When FBI agents raided the Chicago home of Hatem Abudayyeh last Friday, they took his laptop computer and paper records, anything with the word "Palestine" on it, according to the man's attorney.
Federal search warrants indicate that authorities are looking for connections between terrorist organizations in the Middle East and South America and certain anti-war leaders and organizations in the U.S.
As executive director of the Arab American Action Network in Chicago, Mr. Abudayyeh is a well-known advocate for immigrant rights. When federal officers raided his North Side home last week, along with residences in Minneapolis, they were looking for funding links between Abudayyeh and the radical Islamic group Hamas that took power in the Gaza Strip three years ago.
Even as Abudayyeh is under investigation by a federal grand jury, city of Chicago records obtained by the ABC7 I-Team show that his Arab American Action Network has received thousands of dollars in city grants: as much as $457,000 since 1998. According to city officials, the money was intended for an after-school program for high-risk students who struggle with English.

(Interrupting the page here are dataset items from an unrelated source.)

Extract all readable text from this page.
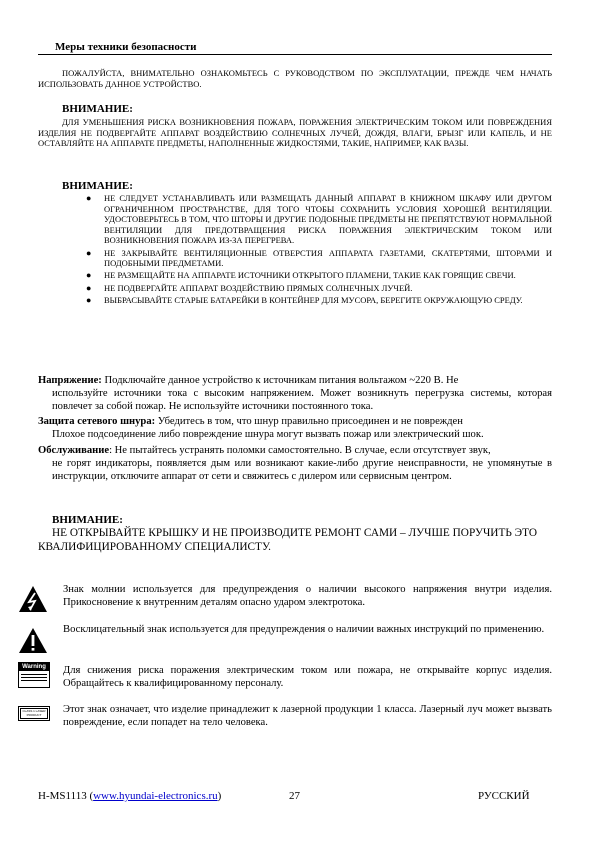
Меры техники безопасности
ПОЖАЛУЙСТА, ВНИМАТЕЛЬНО ОЗНАКОМЬТЕСЬ С РУКОВОДСТВОМ ПО ЭКСПЛУАТАЦИИ, ПРЕЖДЕ ЧЕМ НАЧАТЬ ИСПОЛЬЗОВАТЬ ДАННОЕ УСТРОЙСТВО.
ВНИМАНИЕ:
ДЛЯ УМЕНЬШЕНИЯ РИСКА ВОЗНИКНОВЕНИЯ ПОЖАРА, ПОРАЖЕНИЯ ЭЛЕКТРИЧЕСКИМ ТОКОМ ИЛИ ПОВРЕЖДЕНИЯ ИЗДЕЛИЯ НЕ ПОДВЕРГАЙТЕ АППАРАТ ВОЗДЕЙСТВИЮ СОЛНЕЧНЫХ ЛУЧЕЙ, ДОЖДЯ, ВЛАГИ, БРЫЗГ ИЛИ КАПЕЛЬ, И НЕ ОСТАВЛЯЙТЕ НА АППАРАТЕ ПРЕДМЕТЫ, НАПОЛНЕННЫЕ ЖИДКОСТЯМИ, ТАКИЕ, НАПРИМЕР, КАК ВАЗЫ.
ВНИМАНИЕ:
● НЕ СЛЕДУЕТ УСТАНАВЛИВАТЬ ИЛИ РАЗМЕЩАТЬ ДАННЫЙ АППАРАТ В КНИЖНОМ ШКАФУ ИЛИ ДРУГОМ ОГРАНИЧЕННОМ ПРОСТРАНСТВЕ, ДЛЯ ТОГО ЧТОБЫ СОХРАНИТЬ УСЛОВИЯ ХОРОШЕЙ ВЕНТИЛЯЦИИ. УДОСТОВЕРЬТЕСЬ В ТОМ, ЧТО ШТОРЫ И ДРУГИЕ ПОДОБНЫЕ ПРЕДМЕТЫ НЕ ПРЕПЯТСТВУЮТ НОРМАЛЬНОЙ ВЕНТИЛЯЦИИ ДЛЯ ПРЕДОТВРАЩЕНИЯ РИСКА ПОРАЖЕНИЯ ЭЛЕКТРИЧЕСКИМ ТОКОМ ИЛИ ВОЗНИКНОВЕНИЯ ПОЖАРА ИЗ-ЗА ПЕРЕГРЕВА.
● НЕ ЗАКРЫВАЙТЕ ВЕНТИЛЯЦИОННЫЕ ОТВЕРСТИЯ АППАРАТА ГАЗЕТАМИ, СКАТЕРТЯМИ, ШТОРАМИ И ПОДОБНЫМИ ПРЕДМЕТАМИ.
● НЕ РАЗМЕЩАЙТЕ НА АППАРАТЕ ИСТОЧНИКИ ОТКРЫТОГО ПЛАМЕНИ, ТАКИЕ КАК ГОРЯЩИЕ СВЕЧИ.
● НЕ ПОДВЕРГАЙТЕ АППАРАТ ВОЗДЕЙСТВИЮ ПРЯМЫХ СОЛНЕЧНЫХ ЛУЧЕЙ.
● ВЫБРАСЫВАЙТЕ СТАРЫЕ БАТАРЕЙКИ В КОНТЕЙНЕР ДЛЯ МУСОРА, БЕРЕГИТЕ ОКРУЖАЮЩУЮ СРЕДУ.
Напряжение: Подключайте данное устройство к источникам питания вольтажом ~220 В. Не
используйте источники тока с высоким напряжением. Может возникнуть перегрузка системы, которая повлечет за собой пожар. Не используйте источники постоянного тока.
Защита сетевого шнура: Убедитесь в том, что шнур правильно присоединен и не поврежден
Плохое подсоединение либо повреждение шнура могут вызвать пожар или электрический шок.
Обслуживание: Не пытайтесь устранять поломки самостоятельно. В случае, если отсутствует звук,
не горят индикаторы, появляется дым или возникают какие-либо другие неисправности, не упомянутые в инструкции, отключите аппарат от сети и свяжитесь с дилером или сервисным центром.
ВНИМАНИЕ:
НЕ ОТКРЫВАЙТЕ КРЫШКУ И НЕ ПРОИЗВОДИТЕ РЕМОНТ САМИ – ЛУЧШЕ ПОРУЧИТЬ ЭТО КВАЛИФИЦИРОВАННОМУ СПЕЦИАЛИСТУ.
Знак молнии используется для предупреждения о наличии высокого напряжения внутри изделия. Прикосновение к внутренним деталям опасно ударом электротока.
Восклицательный знак используется для предупреждения о наличии важных инструкций по применению.
Warning Для снижения риска поражения электрическим током или пожара, не открывайте корпус изделия. Обращайтесь к квалифицированному персоналу.
CLASS 1 LASER PRODUCT	Этот знак означает, что изделие принадлежит к лазерной продукции 1 класса. Лазерный луч может вызвать повреждение, если попадет на тело человека.
H-MS1113 (www.hyundai-electronics.ru)	27	РУССКИЙ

Abudayyeh supporters late Monday afternoon protested the raids outside FBI headquarters on the West Side, where federal authorities say only that they have an ongoing investigation of activities "...concerning the material support of terrorism..."
His lawyer did not return calls from the I-Team.
ABC7 also learned Monday that in 2001, Abudayyeh and several others filed a lawsuit against the city, seeking the freedom to wear traditional Arab headwear during Michigan Avenue protests. The case was settled. Terms unknown.
That lawsuit against the city nine years ago was based on the same belief as the protests today: that political activists are selectively and unfairly targeted by the government.